Door lock actuator or the connecting rod the lock stem itself?


----------



## Preacher's 5 (Aug 27, 2007)

Thanks. I will let him know to check that out.


----------



## BMW_tech (Sep 20, 2007)

If it isn't the actuator and the problem is intermittent,by the door hinge you will see what looks like a harness shielded in black rubber.It goes into the body of the car and the onnection there is a weak point for electrical concerns from airbag warning light with faults regarding passenger's side impact airbags/passenger mirror inoperative,would not tilt in reverse/or door lock issues.Remove the screw (7 or 8mm. socket) and pull the connector up and out.Unlock the connector by using a small screw driver to pry up the locking connector.Inspect all the pins for water intrusion or corrosion,repair and clean as neccessary.Check the water drains under the door to make sure they are not clogged.Replace the missing right front "jack/lift pad" and make sure that the right front wheel well or fender liners are secured along with the bottom splash shield that follows the wheel well liner. (that also covers your fuel filter)

Speaking from experience,I have seen this on E-39's and E-38's
(E-39's) Passengers door lock would not unlock,further inspection reveals the actuator is frozen at "lock arrest" position.

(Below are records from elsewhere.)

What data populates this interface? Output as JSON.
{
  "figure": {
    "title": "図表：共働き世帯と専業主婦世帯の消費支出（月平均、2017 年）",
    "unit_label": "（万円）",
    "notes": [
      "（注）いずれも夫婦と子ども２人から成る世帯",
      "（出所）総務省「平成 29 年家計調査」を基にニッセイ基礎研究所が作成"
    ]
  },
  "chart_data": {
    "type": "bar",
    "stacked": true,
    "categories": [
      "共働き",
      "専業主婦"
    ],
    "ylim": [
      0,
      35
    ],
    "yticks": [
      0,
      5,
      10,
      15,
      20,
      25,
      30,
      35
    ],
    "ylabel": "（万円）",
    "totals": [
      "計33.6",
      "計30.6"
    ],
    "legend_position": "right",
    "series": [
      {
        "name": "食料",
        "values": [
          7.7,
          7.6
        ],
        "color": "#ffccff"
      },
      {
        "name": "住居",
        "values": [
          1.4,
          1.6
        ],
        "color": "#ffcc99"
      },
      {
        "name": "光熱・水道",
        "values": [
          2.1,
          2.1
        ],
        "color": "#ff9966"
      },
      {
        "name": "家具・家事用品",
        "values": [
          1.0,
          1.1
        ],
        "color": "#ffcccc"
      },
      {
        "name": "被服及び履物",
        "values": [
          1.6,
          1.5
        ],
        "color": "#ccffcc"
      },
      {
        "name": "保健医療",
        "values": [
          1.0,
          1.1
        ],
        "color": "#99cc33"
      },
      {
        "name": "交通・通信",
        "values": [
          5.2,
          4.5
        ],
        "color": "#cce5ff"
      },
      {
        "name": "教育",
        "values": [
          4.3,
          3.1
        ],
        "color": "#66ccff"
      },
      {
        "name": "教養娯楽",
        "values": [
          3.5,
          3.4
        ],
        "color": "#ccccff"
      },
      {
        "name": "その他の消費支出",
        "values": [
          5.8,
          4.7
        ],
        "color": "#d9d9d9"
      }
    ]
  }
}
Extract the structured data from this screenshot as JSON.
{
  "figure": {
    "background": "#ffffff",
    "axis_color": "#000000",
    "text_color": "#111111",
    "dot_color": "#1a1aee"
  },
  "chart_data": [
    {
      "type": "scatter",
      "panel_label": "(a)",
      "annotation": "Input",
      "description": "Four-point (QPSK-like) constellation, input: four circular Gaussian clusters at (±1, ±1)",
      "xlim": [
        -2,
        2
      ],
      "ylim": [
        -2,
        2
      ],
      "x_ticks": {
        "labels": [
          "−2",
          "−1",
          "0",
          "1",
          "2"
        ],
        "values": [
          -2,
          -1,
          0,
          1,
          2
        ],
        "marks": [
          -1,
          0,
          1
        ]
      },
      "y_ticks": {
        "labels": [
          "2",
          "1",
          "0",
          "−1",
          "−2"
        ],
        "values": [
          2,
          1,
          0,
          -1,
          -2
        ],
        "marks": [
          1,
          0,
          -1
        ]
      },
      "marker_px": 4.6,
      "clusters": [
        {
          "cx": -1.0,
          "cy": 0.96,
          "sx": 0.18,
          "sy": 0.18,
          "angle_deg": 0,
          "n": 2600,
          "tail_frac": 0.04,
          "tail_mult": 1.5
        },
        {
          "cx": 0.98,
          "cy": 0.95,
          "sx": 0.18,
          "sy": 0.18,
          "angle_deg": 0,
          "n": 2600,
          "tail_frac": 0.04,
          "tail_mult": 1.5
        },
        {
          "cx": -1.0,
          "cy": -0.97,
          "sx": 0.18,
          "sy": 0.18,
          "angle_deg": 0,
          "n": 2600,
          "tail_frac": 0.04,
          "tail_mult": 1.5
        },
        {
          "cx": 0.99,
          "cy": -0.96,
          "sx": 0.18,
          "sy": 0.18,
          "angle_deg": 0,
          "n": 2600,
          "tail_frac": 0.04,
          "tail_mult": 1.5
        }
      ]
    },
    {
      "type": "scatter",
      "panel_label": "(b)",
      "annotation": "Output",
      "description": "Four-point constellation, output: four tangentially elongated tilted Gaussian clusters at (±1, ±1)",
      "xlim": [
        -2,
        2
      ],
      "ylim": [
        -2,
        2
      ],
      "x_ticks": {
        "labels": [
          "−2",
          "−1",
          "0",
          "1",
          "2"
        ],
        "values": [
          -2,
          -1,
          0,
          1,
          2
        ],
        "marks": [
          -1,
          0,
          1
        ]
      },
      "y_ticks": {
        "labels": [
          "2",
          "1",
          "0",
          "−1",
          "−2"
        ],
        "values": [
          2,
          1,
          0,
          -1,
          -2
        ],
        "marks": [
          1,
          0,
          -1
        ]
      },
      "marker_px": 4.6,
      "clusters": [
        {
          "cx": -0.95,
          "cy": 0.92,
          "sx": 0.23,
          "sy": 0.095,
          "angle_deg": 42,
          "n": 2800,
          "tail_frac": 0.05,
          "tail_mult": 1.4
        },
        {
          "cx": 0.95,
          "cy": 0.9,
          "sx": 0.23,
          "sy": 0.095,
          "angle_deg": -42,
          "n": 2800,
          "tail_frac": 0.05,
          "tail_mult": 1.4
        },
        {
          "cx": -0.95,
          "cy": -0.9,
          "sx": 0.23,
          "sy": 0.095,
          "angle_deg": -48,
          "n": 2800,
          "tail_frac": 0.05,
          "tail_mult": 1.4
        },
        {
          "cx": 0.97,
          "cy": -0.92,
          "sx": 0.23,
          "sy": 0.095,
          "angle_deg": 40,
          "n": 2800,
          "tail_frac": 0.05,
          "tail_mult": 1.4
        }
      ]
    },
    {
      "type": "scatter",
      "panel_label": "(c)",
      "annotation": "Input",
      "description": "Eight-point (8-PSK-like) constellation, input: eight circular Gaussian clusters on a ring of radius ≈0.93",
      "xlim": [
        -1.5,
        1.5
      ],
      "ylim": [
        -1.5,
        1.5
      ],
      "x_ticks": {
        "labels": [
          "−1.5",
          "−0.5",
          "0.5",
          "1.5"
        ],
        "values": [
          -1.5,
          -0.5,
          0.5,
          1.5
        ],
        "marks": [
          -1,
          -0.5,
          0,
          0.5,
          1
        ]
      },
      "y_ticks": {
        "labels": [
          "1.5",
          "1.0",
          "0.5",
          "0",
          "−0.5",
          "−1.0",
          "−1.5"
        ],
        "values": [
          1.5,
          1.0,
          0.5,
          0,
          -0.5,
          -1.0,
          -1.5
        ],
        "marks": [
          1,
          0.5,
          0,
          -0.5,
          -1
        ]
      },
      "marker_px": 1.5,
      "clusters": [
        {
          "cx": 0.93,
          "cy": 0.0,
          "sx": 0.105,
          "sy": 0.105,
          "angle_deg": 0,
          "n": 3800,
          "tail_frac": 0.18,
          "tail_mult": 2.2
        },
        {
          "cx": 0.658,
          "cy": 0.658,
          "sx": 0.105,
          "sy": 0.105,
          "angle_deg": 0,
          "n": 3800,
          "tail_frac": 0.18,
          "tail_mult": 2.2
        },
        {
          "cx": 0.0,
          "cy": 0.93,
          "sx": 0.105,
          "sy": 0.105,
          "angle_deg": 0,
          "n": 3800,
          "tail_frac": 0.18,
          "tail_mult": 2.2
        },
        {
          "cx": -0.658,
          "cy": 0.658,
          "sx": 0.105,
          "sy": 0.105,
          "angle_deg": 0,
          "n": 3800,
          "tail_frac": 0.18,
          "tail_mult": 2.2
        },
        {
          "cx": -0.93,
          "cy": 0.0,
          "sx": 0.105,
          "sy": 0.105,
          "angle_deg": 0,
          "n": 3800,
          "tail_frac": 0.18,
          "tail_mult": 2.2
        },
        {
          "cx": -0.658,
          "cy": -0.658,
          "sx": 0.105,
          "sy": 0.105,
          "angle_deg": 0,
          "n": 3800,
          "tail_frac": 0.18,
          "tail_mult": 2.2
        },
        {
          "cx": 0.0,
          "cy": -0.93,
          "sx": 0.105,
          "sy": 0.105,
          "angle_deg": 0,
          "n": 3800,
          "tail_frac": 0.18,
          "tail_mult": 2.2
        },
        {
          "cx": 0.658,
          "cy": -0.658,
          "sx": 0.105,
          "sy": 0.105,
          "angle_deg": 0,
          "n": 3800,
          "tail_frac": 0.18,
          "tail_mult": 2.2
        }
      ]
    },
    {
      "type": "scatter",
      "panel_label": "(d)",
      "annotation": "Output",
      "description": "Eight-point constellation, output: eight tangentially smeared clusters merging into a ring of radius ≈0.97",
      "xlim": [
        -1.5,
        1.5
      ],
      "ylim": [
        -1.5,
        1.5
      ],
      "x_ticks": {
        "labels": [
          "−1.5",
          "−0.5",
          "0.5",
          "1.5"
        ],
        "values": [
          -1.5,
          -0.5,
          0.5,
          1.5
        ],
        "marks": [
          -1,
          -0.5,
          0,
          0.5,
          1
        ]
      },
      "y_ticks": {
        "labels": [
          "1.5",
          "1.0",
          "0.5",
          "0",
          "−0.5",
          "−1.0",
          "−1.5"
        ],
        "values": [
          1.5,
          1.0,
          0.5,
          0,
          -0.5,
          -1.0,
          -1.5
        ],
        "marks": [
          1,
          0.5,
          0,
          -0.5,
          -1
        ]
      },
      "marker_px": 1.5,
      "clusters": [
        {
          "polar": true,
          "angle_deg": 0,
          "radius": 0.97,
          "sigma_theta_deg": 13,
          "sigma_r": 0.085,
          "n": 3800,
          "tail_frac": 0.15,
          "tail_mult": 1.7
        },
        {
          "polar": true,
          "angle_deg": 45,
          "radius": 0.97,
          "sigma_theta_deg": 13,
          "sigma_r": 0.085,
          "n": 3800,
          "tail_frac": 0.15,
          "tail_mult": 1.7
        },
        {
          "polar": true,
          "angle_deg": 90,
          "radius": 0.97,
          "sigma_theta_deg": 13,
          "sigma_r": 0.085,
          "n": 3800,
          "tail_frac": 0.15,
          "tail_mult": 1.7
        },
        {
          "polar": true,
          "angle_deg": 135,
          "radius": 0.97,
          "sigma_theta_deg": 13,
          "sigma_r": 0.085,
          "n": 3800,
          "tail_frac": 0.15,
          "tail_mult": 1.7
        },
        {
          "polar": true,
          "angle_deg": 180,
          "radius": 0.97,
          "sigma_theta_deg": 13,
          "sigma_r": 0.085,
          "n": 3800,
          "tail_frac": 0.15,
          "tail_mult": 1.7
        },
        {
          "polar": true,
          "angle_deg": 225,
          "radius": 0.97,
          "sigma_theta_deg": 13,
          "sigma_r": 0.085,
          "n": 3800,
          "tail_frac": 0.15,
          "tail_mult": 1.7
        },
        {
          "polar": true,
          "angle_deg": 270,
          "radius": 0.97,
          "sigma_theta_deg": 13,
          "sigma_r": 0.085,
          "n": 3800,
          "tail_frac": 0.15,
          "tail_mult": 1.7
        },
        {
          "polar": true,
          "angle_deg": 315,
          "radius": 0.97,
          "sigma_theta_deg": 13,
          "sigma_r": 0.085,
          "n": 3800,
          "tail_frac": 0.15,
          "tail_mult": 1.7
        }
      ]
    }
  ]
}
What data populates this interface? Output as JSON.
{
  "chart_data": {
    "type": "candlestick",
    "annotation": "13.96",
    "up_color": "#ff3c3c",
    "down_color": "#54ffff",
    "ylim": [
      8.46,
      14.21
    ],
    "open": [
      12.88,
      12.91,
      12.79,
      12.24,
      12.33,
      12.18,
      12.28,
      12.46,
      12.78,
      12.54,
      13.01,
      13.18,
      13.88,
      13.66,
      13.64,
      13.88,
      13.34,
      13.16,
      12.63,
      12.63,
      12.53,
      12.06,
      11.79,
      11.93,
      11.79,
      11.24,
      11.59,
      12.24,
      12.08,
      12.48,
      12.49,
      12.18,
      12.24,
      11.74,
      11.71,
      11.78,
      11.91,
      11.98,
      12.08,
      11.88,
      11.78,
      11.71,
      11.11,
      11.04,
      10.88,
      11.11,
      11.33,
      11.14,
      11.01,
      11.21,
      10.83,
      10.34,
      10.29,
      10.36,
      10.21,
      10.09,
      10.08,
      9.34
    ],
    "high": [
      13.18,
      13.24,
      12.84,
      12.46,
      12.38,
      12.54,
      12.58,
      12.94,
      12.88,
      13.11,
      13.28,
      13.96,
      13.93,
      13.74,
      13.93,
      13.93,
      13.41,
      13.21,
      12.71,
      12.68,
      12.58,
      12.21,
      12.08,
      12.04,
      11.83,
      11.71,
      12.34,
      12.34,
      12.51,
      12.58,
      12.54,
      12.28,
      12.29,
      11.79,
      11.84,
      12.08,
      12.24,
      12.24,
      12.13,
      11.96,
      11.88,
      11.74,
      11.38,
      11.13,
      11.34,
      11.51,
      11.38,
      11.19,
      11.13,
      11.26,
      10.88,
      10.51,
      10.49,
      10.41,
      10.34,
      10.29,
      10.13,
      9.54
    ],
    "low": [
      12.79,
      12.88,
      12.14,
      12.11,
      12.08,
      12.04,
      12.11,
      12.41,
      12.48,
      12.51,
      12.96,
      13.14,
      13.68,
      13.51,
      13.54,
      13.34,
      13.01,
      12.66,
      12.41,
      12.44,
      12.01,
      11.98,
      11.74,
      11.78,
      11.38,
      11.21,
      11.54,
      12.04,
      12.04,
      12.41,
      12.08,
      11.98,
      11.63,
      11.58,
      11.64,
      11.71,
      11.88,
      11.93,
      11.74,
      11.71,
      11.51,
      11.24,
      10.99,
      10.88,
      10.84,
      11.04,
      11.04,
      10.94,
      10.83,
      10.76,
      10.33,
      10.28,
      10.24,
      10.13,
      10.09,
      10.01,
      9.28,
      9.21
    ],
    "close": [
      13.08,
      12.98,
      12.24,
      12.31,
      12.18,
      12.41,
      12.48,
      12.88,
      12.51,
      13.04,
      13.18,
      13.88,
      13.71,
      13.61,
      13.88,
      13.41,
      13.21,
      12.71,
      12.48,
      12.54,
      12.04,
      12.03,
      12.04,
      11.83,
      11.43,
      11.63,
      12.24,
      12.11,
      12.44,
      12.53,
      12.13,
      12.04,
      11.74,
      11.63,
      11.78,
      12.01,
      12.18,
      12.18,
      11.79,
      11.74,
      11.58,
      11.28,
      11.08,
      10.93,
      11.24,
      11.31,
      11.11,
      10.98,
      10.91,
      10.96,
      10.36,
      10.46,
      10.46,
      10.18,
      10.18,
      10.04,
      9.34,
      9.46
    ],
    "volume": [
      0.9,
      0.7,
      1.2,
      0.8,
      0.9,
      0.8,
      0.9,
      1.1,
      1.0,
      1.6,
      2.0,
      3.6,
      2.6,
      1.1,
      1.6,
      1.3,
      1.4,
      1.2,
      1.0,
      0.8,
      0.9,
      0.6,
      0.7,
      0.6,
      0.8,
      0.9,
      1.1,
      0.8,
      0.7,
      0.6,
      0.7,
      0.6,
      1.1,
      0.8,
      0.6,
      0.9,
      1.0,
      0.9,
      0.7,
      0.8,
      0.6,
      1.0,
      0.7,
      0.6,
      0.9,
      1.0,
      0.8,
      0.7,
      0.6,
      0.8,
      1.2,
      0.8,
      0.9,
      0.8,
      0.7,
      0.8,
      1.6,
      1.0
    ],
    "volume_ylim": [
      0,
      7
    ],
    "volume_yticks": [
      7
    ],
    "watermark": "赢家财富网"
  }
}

With the actuators frozen/deadbolted,removal of the door can be challenging and requires door panel replacement.
(e-38's)Faults stored regarding passengers side impact airbag reveals corrosion at that connector and on one instance another tech had already replaced the harness once 6 months prior.


----------



## AMBERROOT (Sep 20, 2007)

I dont recall the exact operation, but there are settings for the door depending upon the key position (e.g. turn to the left for 2 seconds etc). There should be detailed instructions in the owners manual. 

This happened with my passenger door and after moving the key back and forth between the three positions and it's worked fine since.


----------